LESBIAN MEMANFAATKAN AKU

”Padahal selama jalan bareng, akulah yang sering keluar uang. Tabunganku ludes untuk menuruti segala keegoannya, yang tak ingin dianggap TB kampungan. Penampilan, alat komunikasi juga nggak mau kalah dengan yang lain. Pokoknya dia ingin selalu mengikuti tren TB(Tomboi). Biar dianggap TB gaul.

Yup, tiga tahun sudah aku bekerja di Hong Kong. Meninggalkan sanak saudara di Cilacap, Jawa Tengah, kampung halamanku. Meski sudah tiga tahun, namun selama itu tidak membuahkan hasil apa pun dari hasil keringatku membanting tulang di rumah majikan, di North Point. Itu semua berawal dari perkenalanku dengan R. bukan hanya penghasilan yang hancur berantakan, tetapi hati dan hidupku ikut jadi ndak karuan. Pertama kali mengenalnya, aku memang tak pernah menyadari adanya bahaya yang mengancam. Setelah semua berkeping, baru aku menyadari ”kekeliruan” itu.



R, seorang teman perempuan yang kukenal di sini. Ia memiliki wajah dan sikap yang mirip sekali dengan laki-laki. Di mataku, ia begitu tampan, apalagi di depanku ia selalu menunjukkan sikap baik. Penyayang, pengertian, ramah, pokoknya aku tak pernah berpikir jika di kemudian hari ia bakal menyakiti diriku. Sama sekali aku tak tahu kalau ada sesuatu yang diharapkan dariku.
Dulu aku memang terlalu lugu. Pergaulanku pun terbilang minim. Itu yang membuat aku terjatuh dalam rasa suka terhadap sesama jenis. Aku belum merasakan jatuh cinta dengan lawan jenis. Barangkali itu salah satu alasan, kenapa aku bisa tergila-gila dengan R. Ia adalah segalanya bagiku saat itu. Yang ada dalam hati dan hidupku hanya ada dia, dia, dan dia. Tidak ada yang lain yang kupikirkan selain dia. Ugh, betapa aku sangat menyayangi R.

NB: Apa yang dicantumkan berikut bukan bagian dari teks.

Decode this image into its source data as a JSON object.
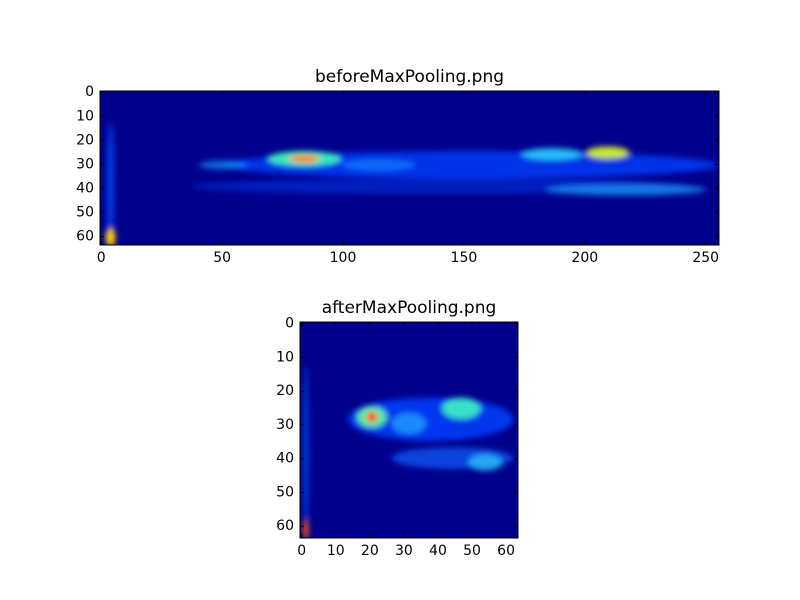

Empat bulan ”deketan” dengan R, ia mulai menyuruhku meminjam utang di bank perkreditan. Ia beralasan, ibunya sakit jantung dan butuh uang untuk berobat dan masuk RS. Meskipun kalimatnya begitu halus lembut, tetapi saat itu aku sempat kaget luar biasa. Logikanya, R kan juga kerja di rumah majikan yang otomatis bergaji. Jelas, aku keberatan terhadap permintaan itu. Tetapi karena setiap hari aku didesak, dengan gayanya yang menunjukkan kayak orang kepepet, aku jadi iba. Terpaksa kuiyakan, meski berat terasa.
Bersama R aku pergiu ke kantor bank untuk mengambil uang pinjaman pertama. Sesampai di sana, R kembali mendesakku agar meminjam uang sebesar HK$ 17.000. Kepadaku dia berjanji akan membayar cicilan setiap bulan. Sekali lagi, aku terpaksa mempercayai janji dan ucapannya.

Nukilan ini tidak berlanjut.